My experimental branch will allow circt to compile the following IR:
hw.module @Foo(%a: i1) -> (%o: i1) {
// LUT6 is a xilinx primitive for a single-output LUT
%1 = xilinxPrimitives.LUT6 %a, %a, %a, %a, %a, %a { INIT=0x0 } : i1
// LUT6_2 is a xilinx primitive for a 2-output LUT...
%2, %3 = xilinxPrimitives.LUT6_2 %a, %a, %a, %a, %1, %1 { INIT=0x8000000000000000 } : (i1, i1)
hw.output %1 : i1
}
into verilog instantiations of FPGA primitives:
% ./bin/circt-opt --lower-xilinx-primitives-to-hw ./a.mlir | ./bin/circt-translate -export-verilog
// external module LUT6_2
// external module LUT6
module Foo(
input a,
output o);
wire prim_1_O5; // <stdin>:6:30
wire prim_1_O6; // <stdin>:6:30
wire prim_0_O; // <stdin>:5:17
LUT6 #(
.INIT(64'd0)
) prim_0 ( // <stdin>:5:17
.I0 (a),
.I1 (a),
.I2 (a),
.I3 (a),
.I4 (a),
.I5 (a),
.O (prim_0_O)
);
LUT6_2 #(
.INIT(64'd9223372036854775808)
) prim_1 ( // <stdin>:6:30
.I0 (a),
.I1 (a),
.I2 (a),
.I3 (a),
.I4 (prim_0_O), // <stdin>:5:17
.I5 (prim_0_O), // <stdin>:5:17
.O5 (prim_1_O5),
.O6 (prim_1_O6)
);
assign o = prim_0_O; // <stdin>:5:17, :7:5
endmodule
Note that the pass implicitly inserts hw.module.extern
declarations!
The steps from “specification” to (hopefully) synthesizable verilog:
- Get the open-source Xilinx Unisim verilog files (Apache license). The verilog modules that simulates Xilinx primitives are annotated with
celldefine
- Write a simple verilog parser that picks out the relevant information (parameters, I/O ports). The parser will generate a ODS for the XilinxPrimitives dialect, ie: XilinxRawPrimitives.td, and a C++ file that describes all the I/O ports ie: XilinxRawPrimitives.cpp
- Create a pass that lowers xilinxPrimitives::{LUT3, LUT4, …} into simple hw.instance (Thank you MLIR for this dynamism)

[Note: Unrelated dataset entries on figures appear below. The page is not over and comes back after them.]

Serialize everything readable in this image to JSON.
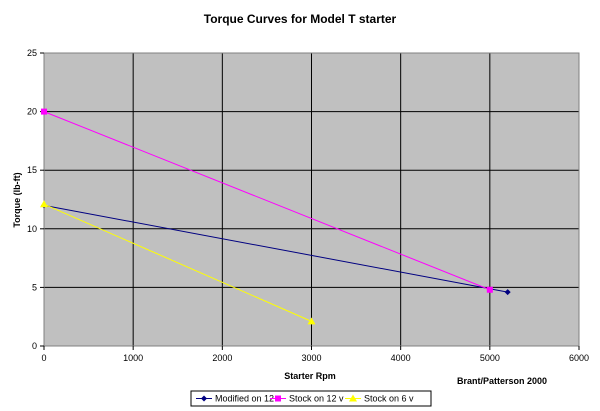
{
  "chart_data": {
    "type": "line",
    "title": "Torque Curves for Model T starter",
    "xlabel": "Starter Rpm",
    "ylabel": "Torque (lb-ft)",
    "xlim": [
      0,
      6000
    ],
    "ylim": [
      0,
      25
    ],
    "xticks": [
      "0",
      "1000",
      "2000",
      "3000",
      "4000",
      "5000",
      "6000"
    ],
    "yticks": [
      "0",
      "5",
      "10",
      "15",
      "20",
      "25"
    ],
    "grid": true,
    "legend_position": "bottom",
    "annotation": "Brant/Patterson 2000",
    "plot_background": "#c0c0c0",
    "series": [
      {
        "name": "Modified on 12 v",
        "color": "#000080",
        "marker": "diamond",
        "points": [
          [
            0,
            12
          ],
          [
            5200,
            4.6
          ]
        ]
      },
      {
        "name": "Stock on 12 v",
        "color": "#ff00ff",
        "marker": "square",
        "points": [
          [
            0,
            20
          ],
          [
            5000,
            4.8
          ]
        ]
      },
      {
        "name": "Stock on 6 v",
        "color": "#ffff00",
        "marker": "triangle",
        "points": [
          [
            0,
            12.1
          ],
          [
            3000,
            2.1
          ]
        ]
      }
    ]
  }
}
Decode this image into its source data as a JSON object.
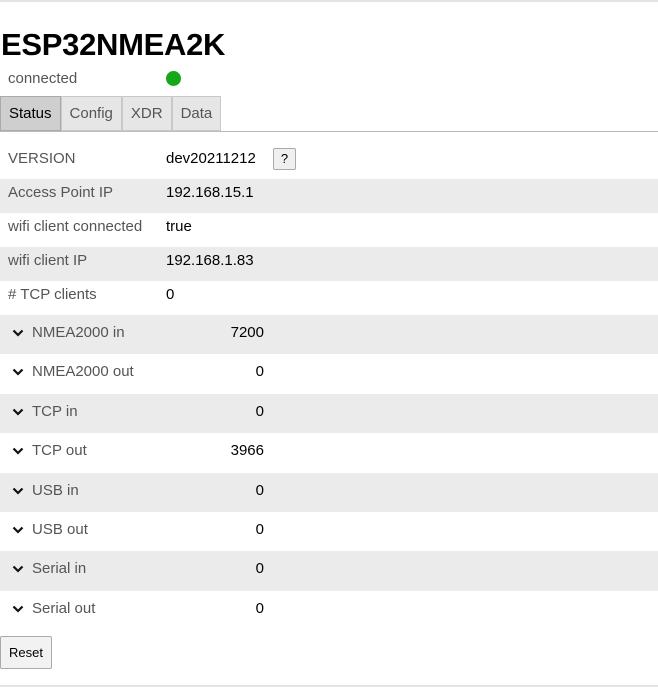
{
  "title": "ESP32NMEA2K",
  "connection": {
    "label": "connected",
    "status_color": "#17a81a"
  },
  "tabs": [
    {
      "label": "Status",
      "active": true
    },
    {
      "label": "Config"
    },
    {
      "label": "XDR"
    },
    {
      "label": "Data"
    }
  ],
  "status": [
    {
      "label": "VERSION",
      "value": "dev20211212",
      "help": "?"
    },
    {
      "label": "Access Point IP",
      "value": "192.168.15.1"
    },
    {
      "label": "wifi client connected",
      "value": "true"
    },
    {
      "label": "wifi client IP",
      "value": "192.168.1.83"
    },
    {
      "label": "# TCP clients",
      "value": "0"
    }
  ],
  "counters": [
    {
      "label": "NMEA2000 in",
      "value": "7200"
    },
    {
      "label": "NMEA2000 out",
      "value": "0"
    },
    {
      "label": "TCP in",
      "value": "0"
    },
    {
      "label": "TCP out",
      "value": "3966"
    },
    {
      "label": "USB in",
      "value": "0"
    },
    {
      "label": "USB out",
      "value": "0"
    },
    {
      "label": "Serial in",
      "value": "0"
    },
    {
      "label": "Serial out",
      "value": "0"
    }
  ],
  "reset_label": "Reset"
}
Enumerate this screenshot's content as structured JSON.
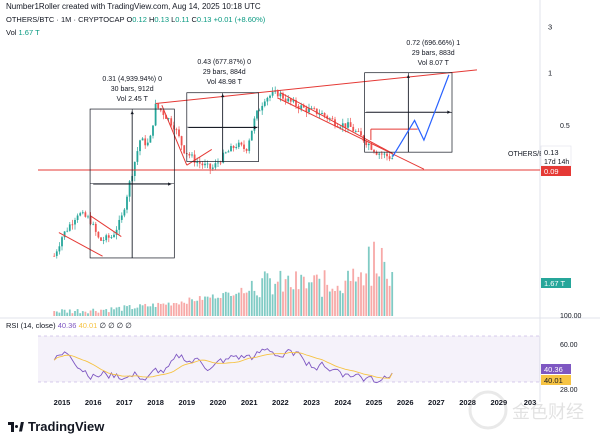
{
  "credit": "Number1Roller created with TradingView.com, Aug 14, 2025 10:18 UTC",
  "header": {
    "symbol": "OTHERS/BTC · 1M · CRYPTOCAP",
    "o_lbl": "O",
    "o": "0.12",
    "h_lbl": "H",
    "h": "0.13",
    "l_lbl": "L",
    "l": "0.11",
    "c_lbl": "C",
    "c": "0.13",
    "chg": "+0.01 (+8.60%)"
  },
  "volume_label": {
    "label": "Vol",
    "value": "1.67 T"
  },
  "rsi_label": {
    "label": "RSI (14, close)",
    "value": "40.36",
    "ma": "40.01",
    "dots": "∅ ∅ ∅ ∅"
  },
  "logo": {
    "text": "TradingView"
  },
  "watermark": {
    "text": "金色财经"
  },
  "colors": {
    "up": "#26a69a",
    "down": "#ef5350",
    "red_line": "#e53935",
    "blue": "#2962ff",
    "rsi": "#7e57c2",
    "rsi_ma": "#f6c343",
    "box": "#131722"
  },
  "chart_data": [
    {
      "type": "candlestick",
      "symbol": "OTHERS/BTC",
      "interval": "1M",
      "scale": "log",
      "ylim": [
        0.01,
        3
      ],
      "y_ticks": [
        {
          "value": 3,
          "label": "3"
        },
        {
          "value": 1,
          "label": "1"
        }
      ],
      "x_ticks": [
        "2015",
        "2016",
        "2017",
        "2018",
        "2019",
        "2020",
        "2021",
        "2022",
        "2023",
        "2024",
        "2025",
        "2026",
        "2027",
        "2028",
        "2029",
        "203"
      ],
      "price_labels": [
        {
          "text": "OTHERS/BTC",
          "value": 0.13
        },
        {
          "text": "0.13",
          "value": 0.13
        },
        {
          "text": "17d 14h",
          "value": 0.13
        },
        {
          "text": "0.09",
          "value": 0.09,
          "color": "#e53935"
        }
      ],
      "annotations": [
        {
          "lines": [
            "0.31 (4,939.94%) 0",
            "30 bars, 912d",
            "Vol 2.45 T"
          ],
          "x_from": 2016,
          "x_to": 2018.5
        },
        {
          "lines": [
            "0.43 (677.87%) 0",
            "29 bars, 884d",
            "Vol 48.98 T"
          ],
          "x_from": 2019,
          "x_to": 2021.4
        },
        {
          "lines": [
            "0.72 (696.66%) 1",
            "29 bars, 883d",
            "Vol 8.07 T"
          ],
          "x_from": 2025.7,
          "x_to": 2028.1
        }
      ],
      "horizontal_line": {
        "value": 0.09,
        "color": "#e53935"
      },
      "ohlc_monthly_approx": "rendered from generated monthly series"
    },
    {
      "type": "bar",
      "name": "Volume",
      "last_value_label": "1.67 T"
    },
    {
      "type": "line",
      "name": "RSI (14, close)",
      "ylim": [
        20,
        80
      ],
      "y_ticks": [
        {
          "value": 60,
          "label": "60.00"
        },
        {
          "value": 28,
          "label": "28.00"
        }
      ],
      "last_values": [
        {
          "label": "40.36",
          "color": "#7e57c2"
        },
        {
          "label": "40.01",
          "color": "#f6c343"
        }
      ]
    }
  ]
}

- Generate verilog as usual. In fact, in my experiments, i did not have to modify ExportVerilog.cpp
Notably, there is no need for anyone to manually transcribe anything from pdf → MLIR I suspect this approach is not hard to extend to other FPGA vendors.
There are still some pending issues from my experimentation.
- On my laptop,
libCIRCTXilinxPrimitives.a
is 110MB. I think this can be reduced by half by sharing the verifier, but I can’t see going much lower easily. - Compilation times of the generated files are slow
- I haven’t tested this with
xsim
yet. - For reasons I have not investigate, mlir-tablegen incorrectly handles
def PCIE_3_0:...
it generates a3_0
class instead ofPCIE_3_0
. - the HW Dialect requires instantiations to all have names. This doesn’t really mean much for primitives.
- idk if there are performance implications with having 300+ ops. A small number of them (PCIe blocks, GTH…) have >30 I/O ports. I probably would just filter out a small set of operations for a start…
- I am unsure if adding a partial verilog parser is a good idea, maybe it’d make sense to clean up the files and put them at a repo somewhere else and be done with it (they probably will never change).